Seperti KIG-KIG sebelumnya, metode yang digunakan adalah refleksi pedagogik, yang memungkinkan para peserta yang aktivis dan para nara sumber yang berbasis pendidikan Islam bisa saling belajar satu dengan yang lain, serta mempertemukan aksi dan pengetahuan terkait praktik-praktik dan asumsi-asumsi agama dalam hal relasi gender. Peserta KIG ini diutamakan perempuan, berprofesi sebagai aktifis yang bukan berasal dari latar belakang pendidikan keislaman dan atau peserta berasal dari perguruan tinggi umum. Namun tidak menutup kesempatan bagi peserta yang berasal dari perguruan tinggi Islam dan aktifis yang berlatar belakang pendidikan keislaman.
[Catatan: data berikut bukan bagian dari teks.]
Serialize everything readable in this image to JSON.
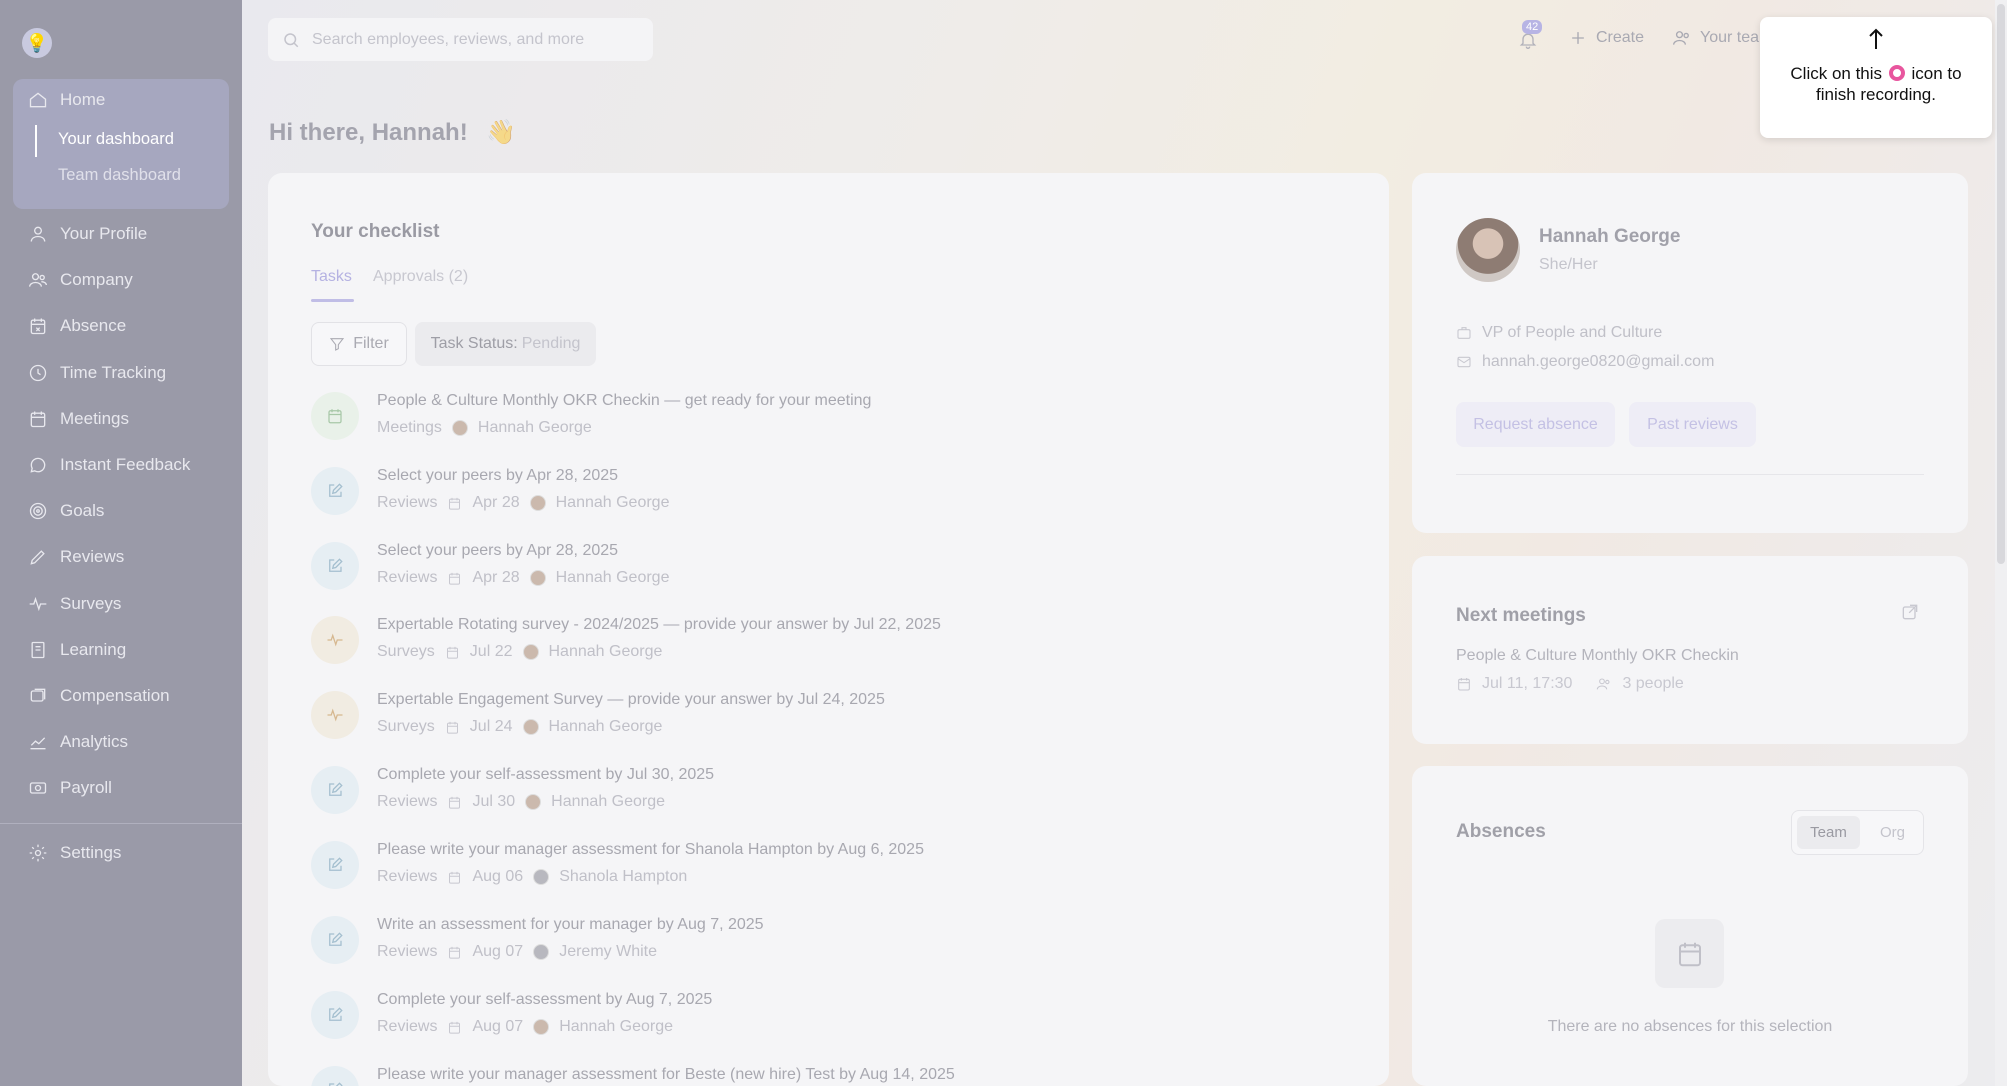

Pada KIG kali ini Yayasan Fahmina memberi kesempatan kepada akademisi Kota dan Kabupaten Cirebon, terutama perempuannya. Di antaranya dari Akademi Kebidanan (Akbid) Muhammadiyah, Pengurus Cabang (PC) Muhammadiyah, Institute Studi Islam Fahmina (ISIF) Cirebon, Sekolah Tinggi Agama Islam (STAI) Bunga Bangsa, Tarjih PP Muhammadiyah, PMII Jabar, GP Anshor dan sejumlah aktivis perempuan lainnya.

Mengapa Isu Perempuan?

Menurut Alifatul Arifiati, Project Officer (PO) KIG kali ini, isu perempuan di Indonesia menjadi isu penting dan masuk dalam wacana keislaman yang didiskusikan dalam institusi-institusi pendidikan Islam. Institusi tersebut di antaranya seperti dari lembaga keagamaan formal, seperti madrasah, STAIN, IAIN, UIN sampai lembaga keagamaan tradisional-informal, seperti pesantren, majlis ta’lim dan kelompok pengajian.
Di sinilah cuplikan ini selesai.